I am truly delighted at your first official visit, taking you here to the German MOD.

The last few months have been marked by so many occasions for exchange and consultation here at the Bendlabloc in this building for the Group of Five meeting,

you took an active part and of course as well on the occasion of the last meeting of the Ukraine Defence Contact Group.

Today we exchanged on the topical questions,

including the financial military support to Ukraine, the security guarantees.

For Ukraine, after a potential ceasefire, and of course we also briefly discussed the Arctic.

That being said,

you will not be surprised that Germany will continue to assume its responsibility in these fields.

Regarding Ukraine, Russia is still massively attacking Ukraine from the air.

Each and every night, Ukraine's energy supply is as poor as never before and during these icy winter times,

Putin deliberately targets the energy infrastructure, terrorizing the Ukrainian civilian population.
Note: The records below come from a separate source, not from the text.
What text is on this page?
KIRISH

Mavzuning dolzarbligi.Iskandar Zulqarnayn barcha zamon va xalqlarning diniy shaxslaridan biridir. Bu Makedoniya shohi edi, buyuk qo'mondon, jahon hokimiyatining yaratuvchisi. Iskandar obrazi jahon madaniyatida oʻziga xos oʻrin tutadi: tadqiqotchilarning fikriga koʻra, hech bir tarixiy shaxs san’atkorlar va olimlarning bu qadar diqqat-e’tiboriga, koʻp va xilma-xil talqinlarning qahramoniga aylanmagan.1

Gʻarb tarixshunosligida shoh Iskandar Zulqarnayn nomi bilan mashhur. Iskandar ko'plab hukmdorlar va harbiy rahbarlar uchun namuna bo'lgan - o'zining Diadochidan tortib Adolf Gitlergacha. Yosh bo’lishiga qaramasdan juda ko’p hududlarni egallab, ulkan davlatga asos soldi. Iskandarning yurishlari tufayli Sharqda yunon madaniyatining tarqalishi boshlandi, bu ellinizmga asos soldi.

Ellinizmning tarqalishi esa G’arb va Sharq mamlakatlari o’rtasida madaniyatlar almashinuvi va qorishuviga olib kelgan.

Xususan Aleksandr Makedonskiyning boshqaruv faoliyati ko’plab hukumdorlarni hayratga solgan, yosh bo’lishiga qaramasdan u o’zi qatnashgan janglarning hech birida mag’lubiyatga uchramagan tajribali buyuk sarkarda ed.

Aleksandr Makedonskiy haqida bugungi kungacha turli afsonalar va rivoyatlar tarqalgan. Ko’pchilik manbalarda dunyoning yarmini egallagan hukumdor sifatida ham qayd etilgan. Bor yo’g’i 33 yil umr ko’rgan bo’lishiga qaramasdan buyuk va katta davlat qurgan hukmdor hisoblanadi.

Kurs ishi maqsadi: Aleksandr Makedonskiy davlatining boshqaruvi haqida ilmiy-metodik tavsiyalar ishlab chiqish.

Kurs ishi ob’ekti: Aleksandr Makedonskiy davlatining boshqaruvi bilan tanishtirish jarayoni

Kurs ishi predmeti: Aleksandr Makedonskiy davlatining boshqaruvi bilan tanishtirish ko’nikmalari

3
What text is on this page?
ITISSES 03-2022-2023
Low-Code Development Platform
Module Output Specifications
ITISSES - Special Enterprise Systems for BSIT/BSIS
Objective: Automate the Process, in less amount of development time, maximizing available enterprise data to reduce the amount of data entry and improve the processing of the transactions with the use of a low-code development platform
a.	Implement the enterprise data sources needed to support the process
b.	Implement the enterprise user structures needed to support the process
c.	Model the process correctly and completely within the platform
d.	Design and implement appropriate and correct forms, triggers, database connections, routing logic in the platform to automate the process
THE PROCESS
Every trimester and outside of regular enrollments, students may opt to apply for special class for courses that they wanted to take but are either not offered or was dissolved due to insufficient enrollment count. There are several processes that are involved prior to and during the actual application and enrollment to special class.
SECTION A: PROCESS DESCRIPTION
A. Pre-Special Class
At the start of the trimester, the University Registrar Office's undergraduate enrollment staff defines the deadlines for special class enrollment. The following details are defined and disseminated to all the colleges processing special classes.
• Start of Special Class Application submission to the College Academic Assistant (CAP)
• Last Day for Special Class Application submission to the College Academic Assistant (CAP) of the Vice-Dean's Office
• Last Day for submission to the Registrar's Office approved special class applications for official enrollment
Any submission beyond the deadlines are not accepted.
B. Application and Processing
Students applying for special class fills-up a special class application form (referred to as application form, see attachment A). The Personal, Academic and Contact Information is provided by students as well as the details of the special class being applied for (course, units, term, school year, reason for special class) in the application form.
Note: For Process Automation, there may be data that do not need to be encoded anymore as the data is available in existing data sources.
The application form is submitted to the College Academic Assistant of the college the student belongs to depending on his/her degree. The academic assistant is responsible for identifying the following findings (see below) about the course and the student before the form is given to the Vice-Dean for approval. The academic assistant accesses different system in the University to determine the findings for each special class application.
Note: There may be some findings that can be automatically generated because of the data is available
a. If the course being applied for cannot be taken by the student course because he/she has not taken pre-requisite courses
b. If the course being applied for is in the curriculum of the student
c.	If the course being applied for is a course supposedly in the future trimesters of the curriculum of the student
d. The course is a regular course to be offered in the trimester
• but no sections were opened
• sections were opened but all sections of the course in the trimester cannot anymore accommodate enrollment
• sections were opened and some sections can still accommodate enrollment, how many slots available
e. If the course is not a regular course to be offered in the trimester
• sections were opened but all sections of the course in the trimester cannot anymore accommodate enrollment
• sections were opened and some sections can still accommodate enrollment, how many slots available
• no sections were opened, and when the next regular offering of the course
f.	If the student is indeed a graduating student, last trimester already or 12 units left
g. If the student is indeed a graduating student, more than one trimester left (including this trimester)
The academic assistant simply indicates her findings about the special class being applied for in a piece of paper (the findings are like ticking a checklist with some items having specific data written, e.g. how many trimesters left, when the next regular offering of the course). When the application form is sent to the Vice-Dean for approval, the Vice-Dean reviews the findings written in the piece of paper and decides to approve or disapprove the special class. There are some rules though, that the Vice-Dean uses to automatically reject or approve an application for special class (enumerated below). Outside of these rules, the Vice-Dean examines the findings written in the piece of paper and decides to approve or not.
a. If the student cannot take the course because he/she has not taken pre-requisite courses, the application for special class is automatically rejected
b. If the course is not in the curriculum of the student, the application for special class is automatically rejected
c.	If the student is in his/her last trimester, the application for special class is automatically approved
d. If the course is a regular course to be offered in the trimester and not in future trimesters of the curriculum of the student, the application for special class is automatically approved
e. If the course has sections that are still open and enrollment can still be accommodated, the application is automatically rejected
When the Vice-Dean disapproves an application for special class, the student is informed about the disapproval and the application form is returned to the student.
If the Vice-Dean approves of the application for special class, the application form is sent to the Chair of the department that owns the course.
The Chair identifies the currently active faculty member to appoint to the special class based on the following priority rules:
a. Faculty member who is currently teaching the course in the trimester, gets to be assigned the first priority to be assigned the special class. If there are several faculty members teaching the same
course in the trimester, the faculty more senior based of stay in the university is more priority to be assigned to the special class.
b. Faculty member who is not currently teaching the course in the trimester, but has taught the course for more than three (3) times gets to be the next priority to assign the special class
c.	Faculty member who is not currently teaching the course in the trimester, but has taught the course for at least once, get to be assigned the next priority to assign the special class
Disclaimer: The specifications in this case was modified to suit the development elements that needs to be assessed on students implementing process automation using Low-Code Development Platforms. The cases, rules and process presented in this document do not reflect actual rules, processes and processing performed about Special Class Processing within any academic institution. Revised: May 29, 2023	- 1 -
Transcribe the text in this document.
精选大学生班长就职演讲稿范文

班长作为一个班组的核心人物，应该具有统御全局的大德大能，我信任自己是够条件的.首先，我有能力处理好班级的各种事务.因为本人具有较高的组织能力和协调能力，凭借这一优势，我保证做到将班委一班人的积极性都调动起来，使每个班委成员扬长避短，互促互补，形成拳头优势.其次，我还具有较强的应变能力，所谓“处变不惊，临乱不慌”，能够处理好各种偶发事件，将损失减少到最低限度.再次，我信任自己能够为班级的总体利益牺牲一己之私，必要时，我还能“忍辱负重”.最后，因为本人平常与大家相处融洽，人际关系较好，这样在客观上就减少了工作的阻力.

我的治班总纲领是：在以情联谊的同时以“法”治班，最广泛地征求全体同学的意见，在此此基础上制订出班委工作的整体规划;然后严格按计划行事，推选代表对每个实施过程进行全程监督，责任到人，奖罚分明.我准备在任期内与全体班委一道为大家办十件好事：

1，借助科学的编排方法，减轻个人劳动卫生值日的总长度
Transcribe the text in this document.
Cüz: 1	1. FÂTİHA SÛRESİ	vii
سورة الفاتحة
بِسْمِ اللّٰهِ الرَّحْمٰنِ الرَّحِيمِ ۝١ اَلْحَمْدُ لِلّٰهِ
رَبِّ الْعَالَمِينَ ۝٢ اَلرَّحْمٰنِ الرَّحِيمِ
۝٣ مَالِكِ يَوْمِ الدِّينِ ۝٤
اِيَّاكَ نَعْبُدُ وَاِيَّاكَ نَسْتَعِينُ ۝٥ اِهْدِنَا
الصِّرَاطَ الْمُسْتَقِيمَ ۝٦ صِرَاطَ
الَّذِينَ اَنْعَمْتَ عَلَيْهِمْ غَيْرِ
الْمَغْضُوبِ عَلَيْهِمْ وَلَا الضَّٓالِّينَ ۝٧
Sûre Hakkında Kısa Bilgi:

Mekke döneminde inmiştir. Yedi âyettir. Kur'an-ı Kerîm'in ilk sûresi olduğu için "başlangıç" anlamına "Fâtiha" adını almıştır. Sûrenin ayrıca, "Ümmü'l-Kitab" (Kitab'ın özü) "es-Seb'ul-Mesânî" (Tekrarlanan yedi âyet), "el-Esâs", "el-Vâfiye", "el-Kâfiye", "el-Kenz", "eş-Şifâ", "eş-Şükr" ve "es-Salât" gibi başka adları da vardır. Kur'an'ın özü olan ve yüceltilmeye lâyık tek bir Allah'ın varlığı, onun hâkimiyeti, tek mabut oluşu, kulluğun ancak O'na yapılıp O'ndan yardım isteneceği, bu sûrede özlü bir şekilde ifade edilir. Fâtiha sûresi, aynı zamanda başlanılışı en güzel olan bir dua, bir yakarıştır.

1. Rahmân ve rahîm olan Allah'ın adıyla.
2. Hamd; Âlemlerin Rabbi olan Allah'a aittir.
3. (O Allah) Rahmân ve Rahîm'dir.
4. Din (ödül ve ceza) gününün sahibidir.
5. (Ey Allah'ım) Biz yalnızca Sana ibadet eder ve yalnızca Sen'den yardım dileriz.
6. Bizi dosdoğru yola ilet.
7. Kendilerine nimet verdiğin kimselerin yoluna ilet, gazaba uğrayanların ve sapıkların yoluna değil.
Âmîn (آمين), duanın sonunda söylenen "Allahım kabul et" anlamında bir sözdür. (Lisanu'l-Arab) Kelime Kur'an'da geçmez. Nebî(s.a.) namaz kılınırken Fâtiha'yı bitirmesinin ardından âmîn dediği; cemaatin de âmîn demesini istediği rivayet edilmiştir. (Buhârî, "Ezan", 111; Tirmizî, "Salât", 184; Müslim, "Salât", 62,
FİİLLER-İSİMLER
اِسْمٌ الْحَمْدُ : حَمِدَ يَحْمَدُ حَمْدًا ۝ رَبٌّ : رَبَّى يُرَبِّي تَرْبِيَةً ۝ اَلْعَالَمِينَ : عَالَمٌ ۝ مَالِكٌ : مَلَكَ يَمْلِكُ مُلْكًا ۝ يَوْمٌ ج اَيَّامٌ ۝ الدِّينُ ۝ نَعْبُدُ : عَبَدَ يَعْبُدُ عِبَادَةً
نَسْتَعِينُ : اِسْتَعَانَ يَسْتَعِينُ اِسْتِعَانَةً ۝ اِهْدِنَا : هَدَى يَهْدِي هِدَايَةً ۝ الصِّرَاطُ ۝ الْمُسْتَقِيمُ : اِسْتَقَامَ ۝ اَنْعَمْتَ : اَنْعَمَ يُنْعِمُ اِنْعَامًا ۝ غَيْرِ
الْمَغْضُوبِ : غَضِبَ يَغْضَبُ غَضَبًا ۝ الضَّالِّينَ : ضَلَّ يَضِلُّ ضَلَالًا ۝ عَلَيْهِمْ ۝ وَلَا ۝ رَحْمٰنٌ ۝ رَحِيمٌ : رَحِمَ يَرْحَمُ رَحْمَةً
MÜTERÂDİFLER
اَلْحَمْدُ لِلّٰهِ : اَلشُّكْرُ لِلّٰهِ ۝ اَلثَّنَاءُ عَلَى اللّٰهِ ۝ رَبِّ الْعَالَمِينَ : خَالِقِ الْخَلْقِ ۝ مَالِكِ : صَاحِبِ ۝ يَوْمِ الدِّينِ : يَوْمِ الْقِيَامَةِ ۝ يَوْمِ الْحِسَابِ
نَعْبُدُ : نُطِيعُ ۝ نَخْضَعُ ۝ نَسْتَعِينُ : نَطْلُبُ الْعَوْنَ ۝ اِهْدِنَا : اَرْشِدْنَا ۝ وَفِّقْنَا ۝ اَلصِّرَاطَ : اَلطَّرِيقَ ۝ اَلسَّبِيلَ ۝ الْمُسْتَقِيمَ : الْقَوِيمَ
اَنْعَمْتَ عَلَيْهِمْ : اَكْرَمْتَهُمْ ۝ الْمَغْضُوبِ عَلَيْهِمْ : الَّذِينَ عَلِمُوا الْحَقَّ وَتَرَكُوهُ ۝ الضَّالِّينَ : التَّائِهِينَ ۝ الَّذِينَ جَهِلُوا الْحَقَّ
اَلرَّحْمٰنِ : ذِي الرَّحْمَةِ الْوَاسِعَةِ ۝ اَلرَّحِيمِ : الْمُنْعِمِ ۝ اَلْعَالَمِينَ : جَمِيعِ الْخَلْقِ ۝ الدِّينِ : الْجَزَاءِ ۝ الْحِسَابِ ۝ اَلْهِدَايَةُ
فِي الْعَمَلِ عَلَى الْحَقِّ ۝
This is happening while we are negotiating about what will happen after a potential ceasefire, which, however, is not in sight,

but still it is right to talk about all these things, to negotiate and to find ways for that day.

But while we are doing this, Putin continues bombarding Ukraine, making headway. This illustrates his profound contempt for mankind.

Let us not overlook this, despite all the negotiations that are going on without him, and he expressed himself very clearly about them,

even down to saying that all the Western troops in Ukraine would become a legitimate target.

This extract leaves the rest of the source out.